In the 1970s, a method of testing talc for asbestos was developed called heavy liquid separation. It involved spinning a tube filled with talc to separate the talc from heavier materials that could then be looked at under a microscope.
Critics of Johnson & Johnson said the company should have used the heavy liquid method because of its sensitivity in detecting asbestos.
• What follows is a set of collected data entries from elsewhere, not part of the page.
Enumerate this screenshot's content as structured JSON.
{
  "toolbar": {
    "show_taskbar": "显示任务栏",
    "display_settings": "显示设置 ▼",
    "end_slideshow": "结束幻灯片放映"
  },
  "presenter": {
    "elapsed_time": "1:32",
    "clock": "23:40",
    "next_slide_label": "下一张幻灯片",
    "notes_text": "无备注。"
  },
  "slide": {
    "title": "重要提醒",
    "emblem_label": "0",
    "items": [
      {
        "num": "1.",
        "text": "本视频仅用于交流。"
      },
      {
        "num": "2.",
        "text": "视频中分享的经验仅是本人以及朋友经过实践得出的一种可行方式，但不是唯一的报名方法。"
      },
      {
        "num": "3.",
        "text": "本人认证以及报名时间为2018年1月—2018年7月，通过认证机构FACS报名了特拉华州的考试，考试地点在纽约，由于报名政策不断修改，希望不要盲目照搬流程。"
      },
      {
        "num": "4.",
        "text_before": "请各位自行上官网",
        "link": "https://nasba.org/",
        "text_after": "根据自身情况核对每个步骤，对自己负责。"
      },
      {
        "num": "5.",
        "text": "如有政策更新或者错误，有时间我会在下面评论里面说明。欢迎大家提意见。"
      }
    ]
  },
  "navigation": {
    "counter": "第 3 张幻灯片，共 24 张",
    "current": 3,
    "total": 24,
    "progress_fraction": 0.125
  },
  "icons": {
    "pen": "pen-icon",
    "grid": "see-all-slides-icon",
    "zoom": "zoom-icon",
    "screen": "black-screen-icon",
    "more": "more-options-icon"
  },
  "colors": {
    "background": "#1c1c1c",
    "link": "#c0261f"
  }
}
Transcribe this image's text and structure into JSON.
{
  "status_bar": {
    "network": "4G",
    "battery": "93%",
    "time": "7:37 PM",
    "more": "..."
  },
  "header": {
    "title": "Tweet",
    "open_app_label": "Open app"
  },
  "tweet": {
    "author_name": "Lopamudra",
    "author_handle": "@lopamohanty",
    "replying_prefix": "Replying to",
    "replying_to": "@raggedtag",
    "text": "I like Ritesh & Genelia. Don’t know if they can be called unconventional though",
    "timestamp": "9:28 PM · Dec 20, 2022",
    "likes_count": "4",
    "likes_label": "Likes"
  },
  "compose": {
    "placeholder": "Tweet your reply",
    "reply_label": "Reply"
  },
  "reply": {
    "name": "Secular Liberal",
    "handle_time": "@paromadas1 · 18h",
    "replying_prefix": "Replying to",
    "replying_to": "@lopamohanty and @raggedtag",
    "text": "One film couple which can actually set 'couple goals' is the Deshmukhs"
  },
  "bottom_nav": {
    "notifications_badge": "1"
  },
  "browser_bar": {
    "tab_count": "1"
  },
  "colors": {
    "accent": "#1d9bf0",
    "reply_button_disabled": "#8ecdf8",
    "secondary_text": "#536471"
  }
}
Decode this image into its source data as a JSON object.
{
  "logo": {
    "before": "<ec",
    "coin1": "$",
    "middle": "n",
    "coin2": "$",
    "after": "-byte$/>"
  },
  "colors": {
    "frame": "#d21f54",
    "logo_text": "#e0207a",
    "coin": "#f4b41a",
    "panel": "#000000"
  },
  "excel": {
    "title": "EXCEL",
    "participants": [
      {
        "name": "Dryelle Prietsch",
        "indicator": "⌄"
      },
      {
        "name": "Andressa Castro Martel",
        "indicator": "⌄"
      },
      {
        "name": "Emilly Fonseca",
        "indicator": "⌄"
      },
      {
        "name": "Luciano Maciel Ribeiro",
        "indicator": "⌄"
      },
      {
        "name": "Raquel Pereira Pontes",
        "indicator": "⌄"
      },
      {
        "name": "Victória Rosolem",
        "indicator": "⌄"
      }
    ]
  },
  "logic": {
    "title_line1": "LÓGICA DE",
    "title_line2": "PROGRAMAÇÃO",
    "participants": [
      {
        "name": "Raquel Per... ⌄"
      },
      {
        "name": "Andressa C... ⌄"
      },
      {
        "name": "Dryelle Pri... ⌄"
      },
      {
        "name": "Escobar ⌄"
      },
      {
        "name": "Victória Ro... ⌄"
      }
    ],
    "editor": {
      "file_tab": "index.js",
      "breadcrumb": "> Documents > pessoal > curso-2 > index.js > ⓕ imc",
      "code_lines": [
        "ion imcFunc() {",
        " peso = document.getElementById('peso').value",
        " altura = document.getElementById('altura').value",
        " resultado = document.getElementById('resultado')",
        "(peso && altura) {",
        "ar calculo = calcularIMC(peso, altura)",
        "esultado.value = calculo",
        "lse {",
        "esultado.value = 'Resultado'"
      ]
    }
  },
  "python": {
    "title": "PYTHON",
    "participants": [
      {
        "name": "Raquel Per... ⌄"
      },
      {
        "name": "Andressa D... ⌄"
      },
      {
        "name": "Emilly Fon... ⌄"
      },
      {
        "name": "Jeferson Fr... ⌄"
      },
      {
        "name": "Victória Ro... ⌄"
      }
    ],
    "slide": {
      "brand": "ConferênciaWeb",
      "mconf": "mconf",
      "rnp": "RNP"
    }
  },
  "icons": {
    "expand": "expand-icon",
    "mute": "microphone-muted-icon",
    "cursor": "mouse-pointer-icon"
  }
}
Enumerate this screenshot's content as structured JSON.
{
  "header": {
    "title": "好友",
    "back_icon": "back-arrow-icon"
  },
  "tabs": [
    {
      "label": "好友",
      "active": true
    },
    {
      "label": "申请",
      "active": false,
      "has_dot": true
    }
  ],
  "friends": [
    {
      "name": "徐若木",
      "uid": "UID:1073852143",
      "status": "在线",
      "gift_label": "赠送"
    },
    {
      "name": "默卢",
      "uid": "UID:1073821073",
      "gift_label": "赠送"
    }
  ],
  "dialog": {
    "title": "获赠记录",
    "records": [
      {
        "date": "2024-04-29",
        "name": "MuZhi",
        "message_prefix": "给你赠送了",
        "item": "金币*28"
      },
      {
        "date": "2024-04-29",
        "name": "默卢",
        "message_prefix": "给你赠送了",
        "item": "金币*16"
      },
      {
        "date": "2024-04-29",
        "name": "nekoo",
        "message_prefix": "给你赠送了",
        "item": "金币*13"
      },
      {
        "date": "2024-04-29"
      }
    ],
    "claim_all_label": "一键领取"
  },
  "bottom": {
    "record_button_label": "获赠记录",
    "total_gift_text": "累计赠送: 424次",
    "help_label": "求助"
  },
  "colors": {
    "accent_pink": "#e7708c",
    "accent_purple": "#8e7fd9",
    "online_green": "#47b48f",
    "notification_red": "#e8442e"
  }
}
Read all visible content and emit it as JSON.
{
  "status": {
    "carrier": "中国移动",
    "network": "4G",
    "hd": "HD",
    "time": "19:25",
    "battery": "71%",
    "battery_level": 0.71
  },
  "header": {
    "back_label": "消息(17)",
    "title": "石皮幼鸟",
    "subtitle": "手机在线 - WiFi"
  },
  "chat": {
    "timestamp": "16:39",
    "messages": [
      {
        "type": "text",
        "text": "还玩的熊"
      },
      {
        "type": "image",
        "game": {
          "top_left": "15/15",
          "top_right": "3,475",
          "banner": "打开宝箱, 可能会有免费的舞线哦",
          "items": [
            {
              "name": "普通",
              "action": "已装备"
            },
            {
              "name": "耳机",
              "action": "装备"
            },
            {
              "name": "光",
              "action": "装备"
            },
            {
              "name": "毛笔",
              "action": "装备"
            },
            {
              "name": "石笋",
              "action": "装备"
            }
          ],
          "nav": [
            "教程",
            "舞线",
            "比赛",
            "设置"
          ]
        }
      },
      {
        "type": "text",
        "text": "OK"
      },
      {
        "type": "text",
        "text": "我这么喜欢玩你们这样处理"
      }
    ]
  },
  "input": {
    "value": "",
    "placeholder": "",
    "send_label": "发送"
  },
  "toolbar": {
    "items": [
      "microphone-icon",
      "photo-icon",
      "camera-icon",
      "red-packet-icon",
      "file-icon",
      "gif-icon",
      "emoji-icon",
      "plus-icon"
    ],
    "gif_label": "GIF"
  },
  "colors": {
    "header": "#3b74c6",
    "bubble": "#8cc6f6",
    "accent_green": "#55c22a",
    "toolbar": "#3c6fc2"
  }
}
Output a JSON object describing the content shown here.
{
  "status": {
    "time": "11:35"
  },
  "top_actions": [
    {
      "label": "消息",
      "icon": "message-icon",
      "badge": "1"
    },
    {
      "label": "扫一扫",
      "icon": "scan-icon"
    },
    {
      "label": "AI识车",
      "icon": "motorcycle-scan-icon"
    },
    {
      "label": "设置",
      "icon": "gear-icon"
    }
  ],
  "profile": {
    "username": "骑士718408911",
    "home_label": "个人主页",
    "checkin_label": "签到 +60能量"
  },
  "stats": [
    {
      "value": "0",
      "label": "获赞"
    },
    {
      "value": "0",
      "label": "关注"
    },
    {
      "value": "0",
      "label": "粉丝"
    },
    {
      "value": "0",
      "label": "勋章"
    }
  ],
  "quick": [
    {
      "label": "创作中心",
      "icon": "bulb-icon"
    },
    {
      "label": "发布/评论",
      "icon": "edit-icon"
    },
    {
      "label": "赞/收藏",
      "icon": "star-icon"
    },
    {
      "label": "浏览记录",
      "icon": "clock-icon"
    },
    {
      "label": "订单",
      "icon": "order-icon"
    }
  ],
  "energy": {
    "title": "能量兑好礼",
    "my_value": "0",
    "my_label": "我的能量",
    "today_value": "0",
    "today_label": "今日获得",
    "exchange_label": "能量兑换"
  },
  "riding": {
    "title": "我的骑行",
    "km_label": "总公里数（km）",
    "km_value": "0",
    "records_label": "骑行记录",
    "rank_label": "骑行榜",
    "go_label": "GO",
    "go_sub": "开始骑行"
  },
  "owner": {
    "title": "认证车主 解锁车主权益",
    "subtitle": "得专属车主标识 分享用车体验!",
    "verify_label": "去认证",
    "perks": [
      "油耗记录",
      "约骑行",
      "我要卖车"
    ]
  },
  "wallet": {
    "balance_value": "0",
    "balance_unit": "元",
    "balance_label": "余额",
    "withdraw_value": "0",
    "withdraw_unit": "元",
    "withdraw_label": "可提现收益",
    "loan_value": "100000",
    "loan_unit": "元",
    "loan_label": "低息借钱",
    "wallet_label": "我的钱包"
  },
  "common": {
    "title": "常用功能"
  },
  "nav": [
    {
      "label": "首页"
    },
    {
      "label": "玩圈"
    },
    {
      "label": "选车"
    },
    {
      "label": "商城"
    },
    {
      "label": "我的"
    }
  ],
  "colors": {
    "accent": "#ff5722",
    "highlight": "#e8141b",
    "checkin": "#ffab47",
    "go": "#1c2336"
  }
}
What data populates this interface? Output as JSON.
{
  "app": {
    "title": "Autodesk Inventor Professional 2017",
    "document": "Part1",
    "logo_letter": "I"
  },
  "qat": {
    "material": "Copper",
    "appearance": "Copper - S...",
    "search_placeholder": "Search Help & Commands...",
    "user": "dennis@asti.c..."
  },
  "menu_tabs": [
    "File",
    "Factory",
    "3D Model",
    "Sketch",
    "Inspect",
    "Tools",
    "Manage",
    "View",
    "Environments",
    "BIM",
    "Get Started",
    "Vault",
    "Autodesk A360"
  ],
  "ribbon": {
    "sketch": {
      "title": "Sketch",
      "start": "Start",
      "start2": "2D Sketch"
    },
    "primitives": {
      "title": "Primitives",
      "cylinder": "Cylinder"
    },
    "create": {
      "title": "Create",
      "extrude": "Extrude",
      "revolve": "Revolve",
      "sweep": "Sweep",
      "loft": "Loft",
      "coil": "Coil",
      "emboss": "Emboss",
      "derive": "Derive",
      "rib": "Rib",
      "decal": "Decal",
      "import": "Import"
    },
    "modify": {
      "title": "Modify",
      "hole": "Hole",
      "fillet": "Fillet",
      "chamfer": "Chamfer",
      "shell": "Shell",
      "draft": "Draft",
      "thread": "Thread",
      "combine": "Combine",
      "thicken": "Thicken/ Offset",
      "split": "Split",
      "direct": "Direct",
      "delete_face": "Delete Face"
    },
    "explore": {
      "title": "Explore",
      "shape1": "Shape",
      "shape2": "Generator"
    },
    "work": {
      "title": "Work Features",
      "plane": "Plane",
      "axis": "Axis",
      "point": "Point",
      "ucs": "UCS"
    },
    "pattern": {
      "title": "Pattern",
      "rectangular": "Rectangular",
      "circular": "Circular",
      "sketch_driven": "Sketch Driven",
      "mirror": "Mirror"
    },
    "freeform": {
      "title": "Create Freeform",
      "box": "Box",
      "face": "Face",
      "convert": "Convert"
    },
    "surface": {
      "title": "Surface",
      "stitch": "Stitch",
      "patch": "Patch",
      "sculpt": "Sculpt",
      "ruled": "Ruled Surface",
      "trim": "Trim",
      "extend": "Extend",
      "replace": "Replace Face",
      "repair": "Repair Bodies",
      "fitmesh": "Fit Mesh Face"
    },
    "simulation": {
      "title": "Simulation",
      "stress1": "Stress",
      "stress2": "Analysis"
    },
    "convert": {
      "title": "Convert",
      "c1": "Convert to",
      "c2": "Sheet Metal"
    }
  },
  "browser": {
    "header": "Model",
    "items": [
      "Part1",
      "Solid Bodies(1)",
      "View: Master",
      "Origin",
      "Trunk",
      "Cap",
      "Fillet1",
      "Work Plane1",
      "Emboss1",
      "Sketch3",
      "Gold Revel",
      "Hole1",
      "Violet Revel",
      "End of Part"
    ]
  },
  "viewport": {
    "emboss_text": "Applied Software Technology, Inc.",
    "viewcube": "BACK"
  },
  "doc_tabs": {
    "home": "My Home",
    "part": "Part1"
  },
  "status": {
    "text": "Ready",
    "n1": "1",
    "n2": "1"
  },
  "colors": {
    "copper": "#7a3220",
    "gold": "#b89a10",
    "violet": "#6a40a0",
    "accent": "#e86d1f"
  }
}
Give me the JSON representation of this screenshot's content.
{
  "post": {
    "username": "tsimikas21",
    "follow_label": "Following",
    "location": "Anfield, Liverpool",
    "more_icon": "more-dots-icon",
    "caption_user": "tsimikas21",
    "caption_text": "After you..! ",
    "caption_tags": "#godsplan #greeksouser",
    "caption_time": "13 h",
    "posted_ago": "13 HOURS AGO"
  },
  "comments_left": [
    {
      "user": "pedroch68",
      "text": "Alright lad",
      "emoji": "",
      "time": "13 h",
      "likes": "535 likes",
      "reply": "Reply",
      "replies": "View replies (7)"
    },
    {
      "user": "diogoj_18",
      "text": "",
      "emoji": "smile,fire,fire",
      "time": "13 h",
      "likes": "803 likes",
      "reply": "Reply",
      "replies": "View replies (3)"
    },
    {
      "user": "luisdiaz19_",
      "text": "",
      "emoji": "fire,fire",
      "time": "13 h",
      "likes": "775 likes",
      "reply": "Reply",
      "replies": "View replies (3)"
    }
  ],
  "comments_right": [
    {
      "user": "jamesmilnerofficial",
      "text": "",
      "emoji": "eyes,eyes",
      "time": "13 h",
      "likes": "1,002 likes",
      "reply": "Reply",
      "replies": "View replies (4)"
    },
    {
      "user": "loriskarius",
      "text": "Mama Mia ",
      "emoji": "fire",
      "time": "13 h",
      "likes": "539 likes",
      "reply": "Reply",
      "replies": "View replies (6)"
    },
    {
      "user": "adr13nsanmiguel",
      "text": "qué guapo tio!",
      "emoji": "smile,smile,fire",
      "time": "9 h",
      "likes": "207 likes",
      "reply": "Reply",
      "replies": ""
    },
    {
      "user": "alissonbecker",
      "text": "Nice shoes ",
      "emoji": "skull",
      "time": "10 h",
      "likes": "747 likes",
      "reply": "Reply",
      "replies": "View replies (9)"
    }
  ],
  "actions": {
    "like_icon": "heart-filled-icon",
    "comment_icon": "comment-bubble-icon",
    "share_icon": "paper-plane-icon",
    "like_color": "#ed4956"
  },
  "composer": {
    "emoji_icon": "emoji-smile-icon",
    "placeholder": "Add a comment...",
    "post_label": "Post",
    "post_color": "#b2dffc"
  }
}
Company officials declined to adopt it, saying it was ineffective and that government agencies like the Food & Drug Administration had also declined to adopt the technique.
Plaintiff attorneys allege company officials were frightened of what the heavy liquid approach might find in the powder.
In the 1970s, Pooley had considered the concentration method. Satterley displayed a document that said "pre-concentration" could find small amounts of tremolite, however it also noted, “The limitation of the (concentration) method is that it may be too sensitive.”
A testy exchange came when Satterley and Sanchez deadlocked over Satterley's question whether worldwide testing of talc powder sold in Hong Kong had taken place.
After saying he didn't understand the nature of the question, Sanchez agreed with Satterley's offer to move on to new questions and said, "This is your show."
"This is not a show," Satterley corrected. "This is a trial for a woman's mesothelioma."
Superior Court Judge David Cunningham instructed Satterley to proceed.